The coach said he planned to teach Maryland’s players how not to lose, meaning the team would be disciplined and avoid self-inflicted errors. Those are the same qualities Locksley preaches now.
Locksley and then-receivers coach James Franklin were the only assistants retained from the previous Maryland staff, and they joined Friedgen in working to salvage a recruiting class full of players in danger of decommitting if they hadn’t already. During those early home visits, Friedgen remembers the recruits and their families asking tough questions about the coaching change and Maryland’s new regime. Locksley always had the right answers. Future third-round NFL draft pick Domonique Foxworth, who had decommitted, reaffirmed his Maryland pledge. Locksley stayed on the phone with Randy Starks’s mother for nearly three hours. (“And he just was relentless,” Friedgen said of Locksley’s recruiting work. “I would have lost my patience long ago on that.”)
Schematically, Friedgen’s pro-style system had both spread and option mechanics. Locksley and Franklin, the two coaches who will face off in Maryland’s game against Penn State, tested each other with flash cards early on. That offense prioritized getting the best skill position players on the field and the scheme evolved depending on the quarterback’s skill set, Locksley said.
“I should have hired you as my publicity guy,” Friedgen quipped.
That staff propelled Maryland into national relevance in 2001, Friedgen’s first year leading the program. Maryland won the ACC that season, the first of three straight years with at least 10 wins. Locksley calls those the “Renaissance years,” because the basketball team, which won the national title in 2002, had strong seasons, too.
“I think it’s really important when we go out and recruit that people understand as much of a sleeping giant as we want to make it, we’ve kind of been one of the upper-echelon programs,” Locksley said, “but just haven’t been able to sustain the success like some other programs.”
The Terrapins haven’t won that many football games in a season or a conference championship since. Friedgen’s 10-year Maryland tenure finished with a 75-50 record, seven bowl appearances and five bowl wins. After a 9-4 campaign in 2010, he was fired.
Friedgen, who now lives in Isle of Palms, S.C., worked as Rutgers’s offensive coordinator in 2014 and as a special assistant in 2015. During his first year with the Scarlet Knights, Friedgen’s team overcame a 25-point deficit to win in College Park. The only other time Friedgen visited was in 2018 when Durkin invited him to speak at a coaches clinic.

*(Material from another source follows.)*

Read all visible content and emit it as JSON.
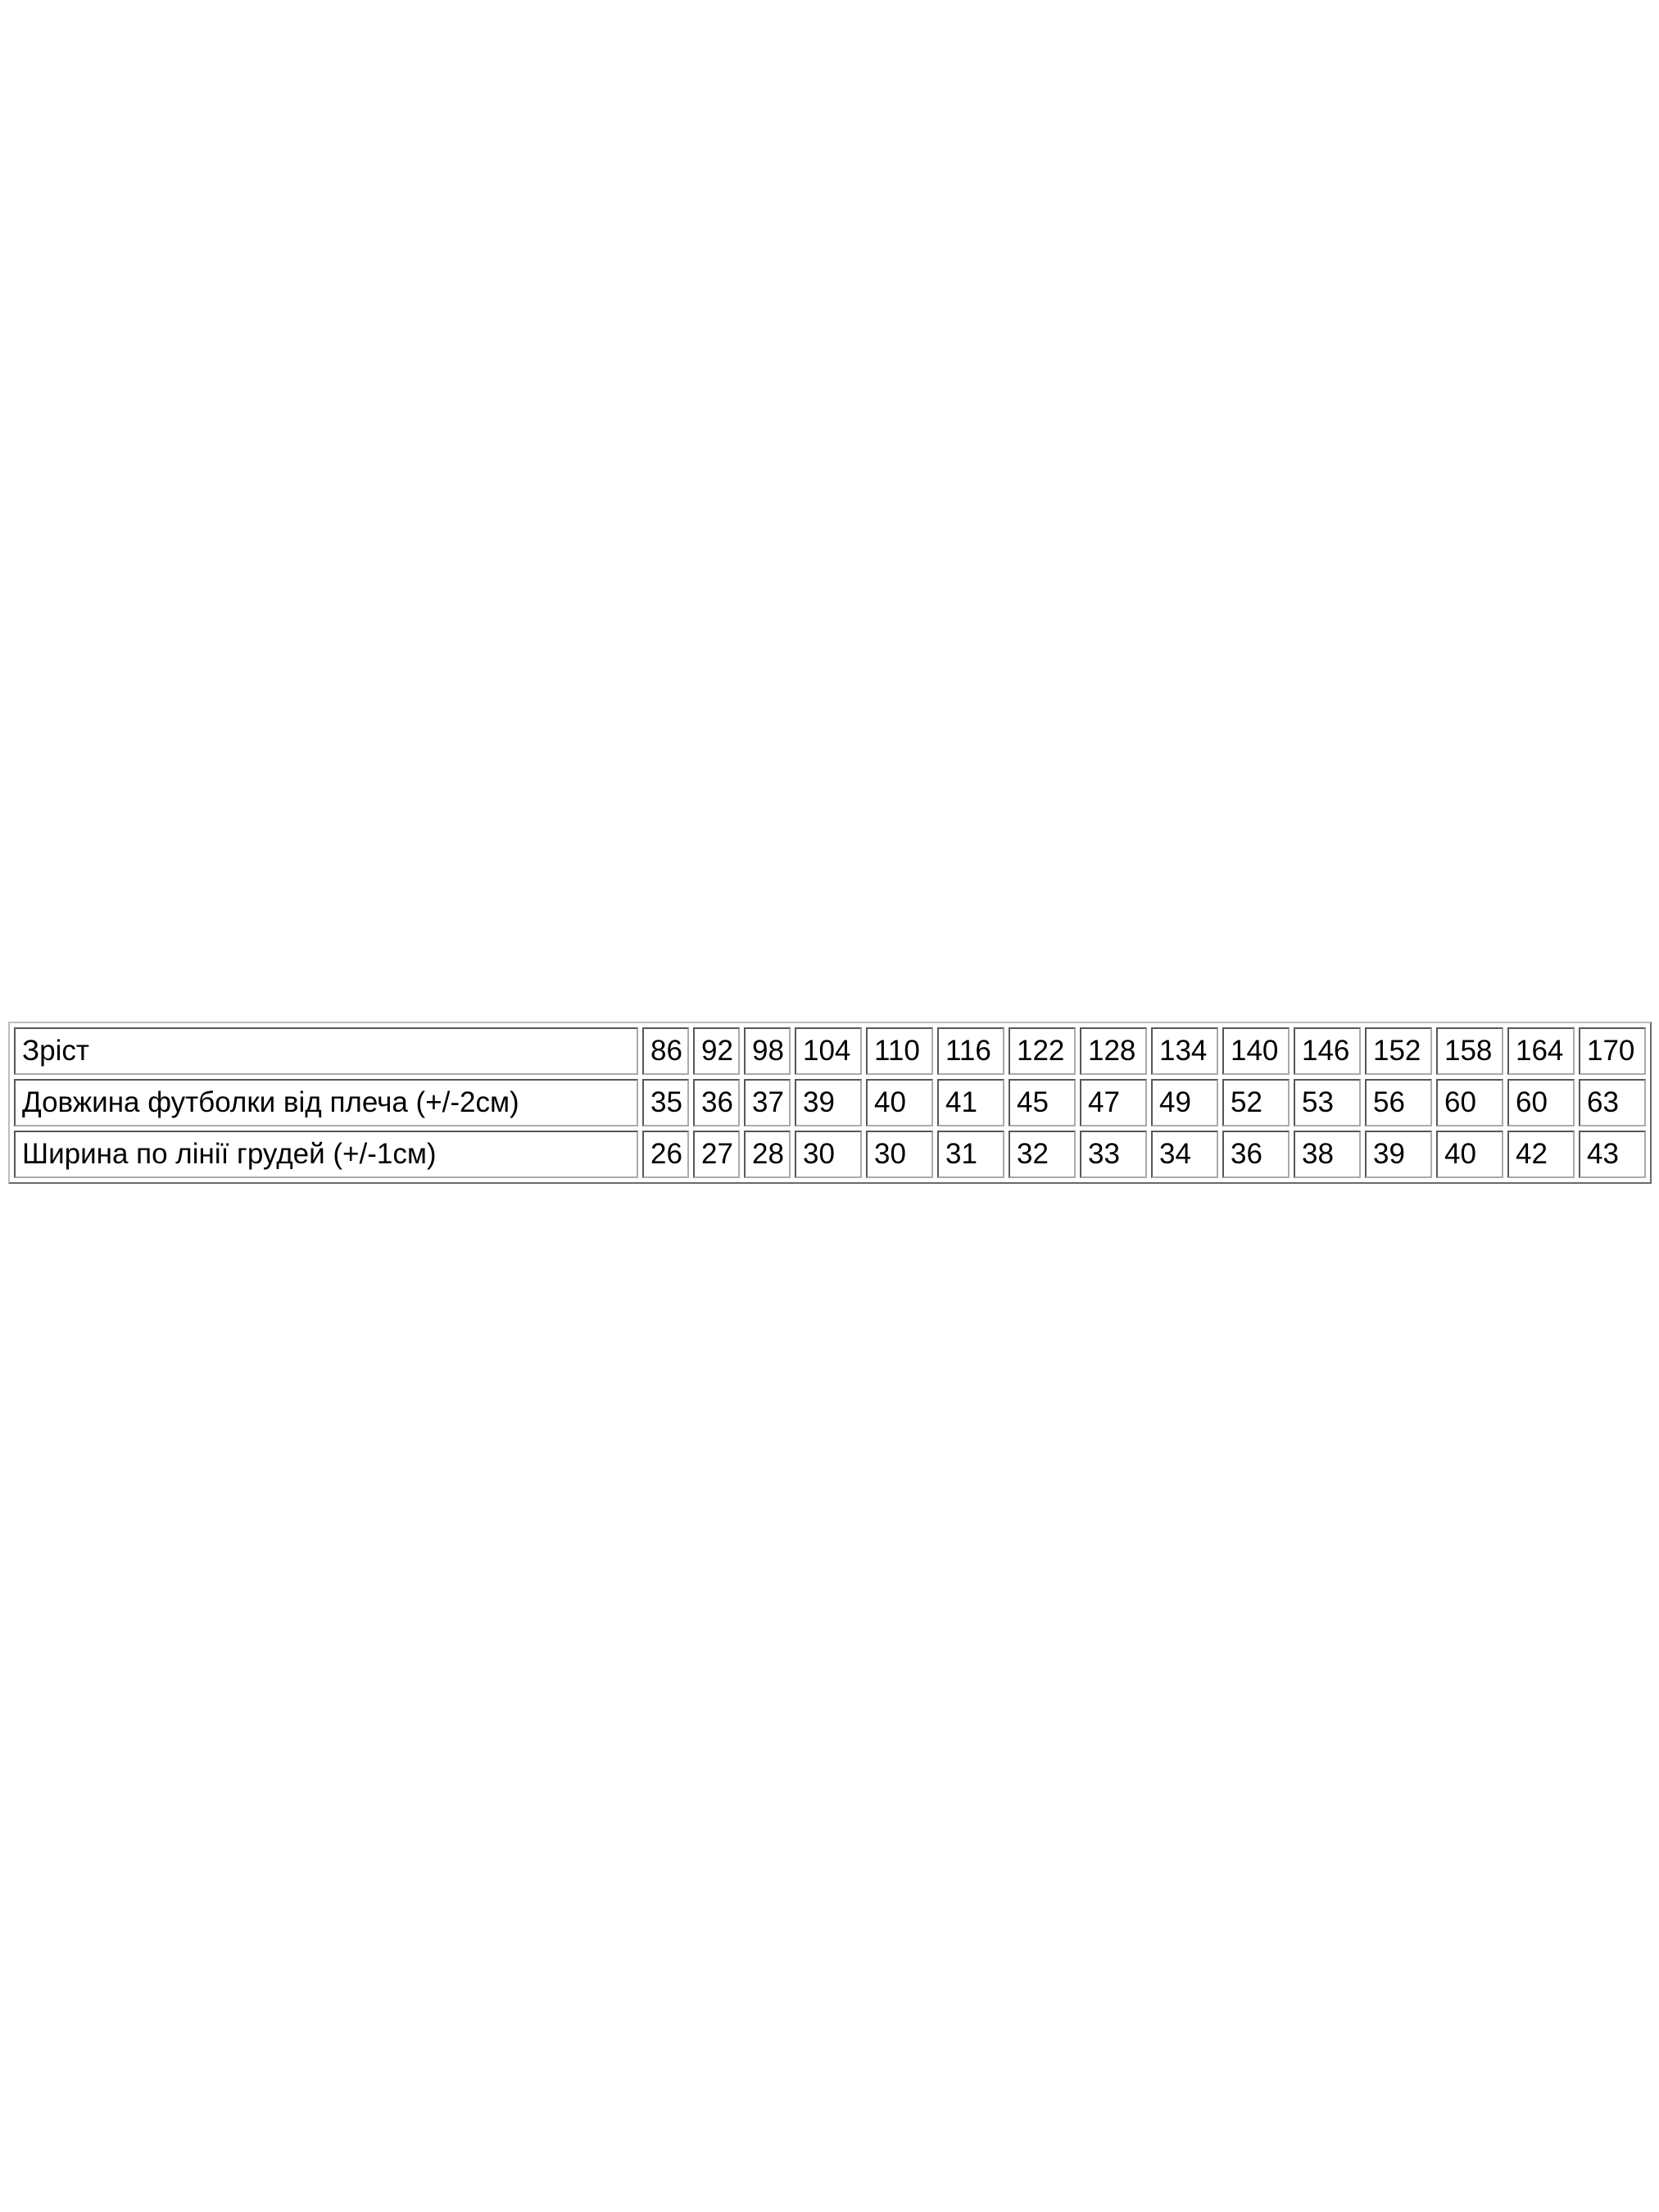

As Locksley says, coaches are “hired to be fired,” but alumni hold onto their programs. Friedgen knows of both paths. He still watched Maryland games, but his wife would leave the house when he did so on Saturdays.
Kevin Glover, a former Terps player who is the program’s director of player development, called Friedgen a few weeks ago to see if he would come up for the Penn State game. Friedgen said he might visit for a different game when the program honors the 1984 team that earned a marquee comeback win over Miami.
“Well, we want you to come back for Penn State because we're only going to honor one person,” Glover said.
“Who’s that?” Friedgen said.
Glover explained. Friedgen took a day or two before he agreed. He said he still doesn’t completely understand how or why the school wants to single him out. But next Friday, his family will fly in from around the country, he’ll watch the game from a suite, and fans will cheer when he is recognized on the field where he stood when Maryland football last flourished.
“The more I talked to people,” Friedgen said, “the more I realized that they were really going out of the way to make this a very nice thing for me. And I think that’s pretty special.”